I feel there's something really solid and warm and there's something going on in the band at the moment that's really evident on the album. I'm really, really happy with it. I'm really pleased with where it's (the band) kind of glued and grown back to. I don't want to cast any negativity or doubt on the two albums that Peter wasn't fully involved in, but I think that it's a really good thing that it's formed back together like this. The interplay between Peter and Marty is totally, in the history of melodic rock music, is totally original. There are no two other people that play (like that). Steve is a blessed man because he opens his mouth and sounds the way he does, singing talking, whatever.
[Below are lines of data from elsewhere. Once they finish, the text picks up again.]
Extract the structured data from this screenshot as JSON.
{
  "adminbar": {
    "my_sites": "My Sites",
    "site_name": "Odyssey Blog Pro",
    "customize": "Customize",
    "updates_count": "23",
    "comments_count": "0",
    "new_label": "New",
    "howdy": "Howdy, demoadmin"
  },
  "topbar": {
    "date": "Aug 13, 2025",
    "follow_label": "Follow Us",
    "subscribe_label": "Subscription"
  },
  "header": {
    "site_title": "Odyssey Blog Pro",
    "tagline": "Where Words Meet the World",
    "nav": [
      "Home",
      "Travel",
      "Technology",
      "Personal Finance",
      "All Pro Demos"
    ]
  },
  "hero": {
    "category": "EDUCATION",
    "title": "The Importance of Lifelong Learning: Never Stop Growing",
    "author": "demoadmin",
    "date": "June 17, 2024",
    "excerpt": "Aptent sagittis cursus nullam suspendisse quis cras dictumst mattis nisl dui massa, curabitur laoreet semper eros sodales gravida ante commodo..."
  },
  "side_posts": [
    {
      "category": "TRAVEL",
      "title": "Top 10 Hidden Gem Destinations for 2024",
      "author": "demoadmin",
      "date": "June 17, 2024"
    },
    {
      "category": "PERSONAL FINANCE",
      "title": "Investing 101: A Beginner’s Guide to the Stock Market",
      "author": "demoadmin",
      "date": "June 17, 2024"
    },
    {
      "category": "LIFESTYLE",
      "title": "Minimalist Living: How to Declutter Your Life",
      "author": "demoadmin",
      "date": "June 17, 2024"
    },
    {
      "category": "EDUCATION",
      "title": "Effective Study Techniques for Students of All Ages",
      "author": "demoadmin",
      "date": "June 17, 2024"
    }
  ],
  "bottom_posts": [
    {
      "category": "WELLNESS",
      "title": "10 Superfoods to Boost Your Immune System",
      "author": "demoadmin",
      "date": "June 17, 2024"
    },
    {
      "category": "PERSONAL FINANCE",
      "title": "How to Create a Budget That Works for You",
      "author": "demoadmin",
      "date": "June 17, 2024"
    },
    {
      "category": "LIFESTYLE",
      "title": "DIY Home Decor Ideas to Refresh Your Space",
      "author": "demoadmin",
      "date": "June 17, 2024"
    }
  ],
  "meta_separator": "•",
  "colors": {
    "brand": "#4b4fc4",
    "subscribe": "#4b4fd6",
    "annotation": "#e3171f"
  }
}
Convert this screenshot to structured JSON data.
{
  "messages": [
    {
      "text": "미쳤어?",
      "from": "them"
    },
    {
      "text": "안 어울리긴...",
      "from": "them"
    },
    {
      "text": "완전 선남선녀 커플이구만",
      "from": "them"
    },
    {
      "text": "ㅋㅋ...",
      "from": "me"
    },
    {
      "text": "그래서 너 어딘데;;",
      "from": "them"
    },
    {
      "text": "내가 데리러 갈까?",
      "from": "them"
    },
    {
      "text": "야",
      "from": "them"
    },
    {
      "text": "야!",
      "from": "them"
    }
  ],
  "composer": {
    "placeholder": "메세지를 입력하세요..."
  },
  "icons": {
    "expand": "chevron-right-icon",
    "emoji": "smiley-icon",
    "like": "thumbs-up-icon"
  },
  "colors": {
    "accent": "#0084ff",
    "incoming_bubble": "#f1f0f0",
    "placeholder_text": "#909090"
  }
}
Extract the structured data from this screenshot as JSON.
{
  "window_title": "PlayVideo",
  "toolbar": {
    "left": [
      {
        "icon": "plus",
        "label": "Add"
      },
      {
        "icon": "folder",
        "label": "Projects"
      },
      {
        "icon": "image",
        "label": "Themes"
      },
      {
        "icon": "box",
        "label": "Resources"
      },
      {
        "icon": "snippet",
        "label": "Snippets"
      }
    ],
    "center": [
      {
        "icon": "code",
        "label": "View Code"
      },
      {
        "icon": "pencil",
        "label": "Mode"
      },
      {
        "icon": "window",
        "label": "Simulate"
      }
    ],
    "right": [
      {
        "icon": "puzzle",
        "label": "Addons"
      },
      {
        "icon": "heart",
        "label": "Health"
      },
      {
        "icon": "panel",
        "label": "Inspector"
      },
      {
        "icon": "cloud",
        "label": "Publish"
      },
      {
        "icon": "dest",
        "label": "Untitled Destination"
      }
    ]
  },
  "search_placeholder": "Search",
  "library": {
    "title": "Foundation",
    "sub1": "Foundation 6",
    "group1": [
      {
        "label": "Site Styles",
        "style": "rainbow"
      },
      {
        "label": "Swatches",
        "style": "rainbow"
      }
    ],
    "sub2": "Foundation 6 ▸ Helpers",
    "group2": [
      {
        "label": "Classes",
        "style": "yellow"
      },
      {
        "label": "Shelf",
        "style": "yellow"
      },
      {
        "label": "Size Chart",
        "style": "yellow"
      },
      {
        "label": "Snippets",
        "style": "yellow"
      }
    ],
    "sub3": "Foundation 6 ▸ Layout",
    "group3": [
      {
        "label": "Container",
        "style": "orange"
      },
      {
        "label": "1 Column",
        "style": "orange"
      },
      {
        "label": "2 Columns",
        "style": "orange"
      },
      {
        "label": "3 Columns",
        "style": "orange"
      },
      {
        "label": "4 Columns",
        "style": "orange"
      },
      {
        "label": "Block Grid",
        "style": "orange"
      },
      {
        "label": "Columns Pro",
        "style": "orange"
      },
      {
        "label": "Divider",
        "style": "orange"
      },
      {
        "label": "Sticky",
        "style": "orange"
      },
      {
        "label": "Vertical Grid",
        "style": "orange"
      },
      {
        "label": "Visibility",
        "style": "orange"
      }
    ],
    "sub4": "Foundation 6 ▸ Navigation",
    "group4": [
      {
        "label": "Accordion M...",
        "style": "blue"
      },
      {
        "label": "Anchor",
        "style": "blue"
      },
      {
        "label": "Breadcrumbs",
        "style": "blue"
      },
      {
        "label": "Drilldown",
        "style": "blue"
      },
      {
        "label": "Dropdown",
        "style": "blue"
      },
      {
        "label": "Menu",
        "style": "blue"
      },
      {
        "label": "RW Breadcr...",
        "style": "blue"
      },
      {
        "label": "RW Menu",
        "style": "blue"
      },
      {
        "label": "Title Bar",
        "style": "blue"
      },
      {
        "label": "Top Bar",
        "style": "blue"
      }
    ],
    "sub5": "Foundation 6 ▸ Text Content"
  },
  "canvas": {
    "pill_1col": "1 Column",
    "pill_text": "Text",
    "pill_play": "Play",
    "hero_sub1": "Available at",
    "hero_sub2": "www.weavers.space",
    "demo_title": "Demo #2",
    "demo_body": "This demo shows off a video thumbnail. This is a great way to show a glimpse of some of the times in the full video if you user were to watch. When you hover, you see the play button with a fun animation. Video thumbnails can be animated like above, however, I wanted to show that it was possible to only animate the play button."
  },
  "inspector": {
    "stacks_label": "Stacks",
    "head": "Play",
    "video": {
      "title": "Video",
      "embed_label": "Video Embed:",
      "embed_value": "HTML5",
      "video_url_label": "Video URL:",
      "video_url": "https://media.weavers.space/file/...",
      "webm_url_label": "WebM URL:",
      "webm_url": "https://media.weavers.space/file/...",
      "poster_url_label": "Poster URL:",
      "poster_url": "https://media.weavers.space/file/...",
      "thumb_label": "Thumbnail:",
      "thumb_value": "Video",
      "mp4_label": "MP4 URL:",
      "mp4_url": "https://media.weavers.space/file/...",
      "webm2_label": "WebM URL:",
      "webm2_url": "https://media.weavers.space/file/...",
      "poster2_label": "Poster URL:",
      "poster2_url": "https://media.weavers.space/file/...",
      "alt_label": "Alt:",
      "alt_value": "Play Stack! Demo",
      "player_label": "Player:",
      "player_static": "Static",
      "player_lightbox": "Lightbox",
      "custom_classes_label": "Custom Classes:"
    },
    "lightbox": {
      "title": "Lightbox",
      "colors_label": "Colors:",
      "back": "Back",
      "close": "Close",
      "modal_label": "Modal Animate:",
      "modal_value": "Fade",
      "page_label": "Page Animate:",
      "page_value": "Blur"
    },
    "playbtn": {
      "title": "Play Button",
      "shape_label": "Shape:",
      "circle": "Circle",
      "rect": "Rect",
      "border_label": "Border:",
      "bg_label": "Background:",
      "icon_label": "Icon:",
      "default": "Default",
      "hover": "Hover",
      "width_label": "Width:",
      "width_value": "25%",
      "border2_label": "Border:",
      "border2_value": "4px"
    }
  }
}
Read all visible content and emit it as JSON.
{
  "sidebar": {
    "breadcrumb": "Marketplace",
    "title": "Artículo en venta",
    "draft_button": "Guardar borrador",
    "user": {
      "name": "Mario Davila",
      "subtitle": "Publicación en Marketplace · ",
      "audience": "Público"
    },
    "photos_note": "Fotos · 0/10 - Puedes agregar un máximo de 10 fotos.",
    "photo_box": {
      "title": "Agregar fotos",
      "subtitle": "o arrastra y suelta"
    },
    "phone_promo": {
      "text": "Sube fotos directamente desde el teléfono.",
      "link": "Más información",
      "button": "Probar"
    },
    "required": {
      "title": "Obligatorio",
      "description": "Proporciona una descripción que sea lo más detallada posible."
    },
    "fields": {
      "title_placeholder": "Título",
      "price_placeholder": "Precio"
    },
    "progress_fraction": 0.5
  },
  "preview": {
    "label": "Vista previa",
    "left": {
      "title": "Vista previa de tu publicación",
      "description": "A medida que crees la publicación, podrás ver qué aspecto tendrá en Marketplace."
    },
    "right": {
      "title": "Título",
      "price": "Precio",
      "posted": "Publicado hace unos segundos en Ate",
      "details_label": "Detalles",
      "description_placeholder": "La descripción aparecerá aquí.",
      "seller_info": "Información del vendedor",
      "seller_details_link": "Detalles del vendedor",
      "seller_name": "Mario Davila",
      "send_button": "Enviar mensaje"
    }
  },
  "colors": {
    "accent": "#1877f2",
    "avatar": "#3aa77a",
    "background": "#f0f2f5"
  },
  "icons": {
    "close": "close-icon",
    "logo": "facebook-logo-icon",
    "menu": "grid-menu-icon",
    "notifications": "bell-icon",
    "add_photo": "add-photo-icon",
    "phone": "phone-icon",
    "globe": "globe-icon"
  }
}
He's born with it. There are two very sort of indiosyncratic and recognizable sounds what with his vocal and the interplay. And Steve's "bass sense." We all played different things, all absorbed so much of each other's musicality. We all play bass on this album. We have a joke: (This will be the tour with) four bass players on stage. Steve played a lot of guitar on this record.
We drive to San Diego this afternoon (for the first concert). ... Blessed under fire.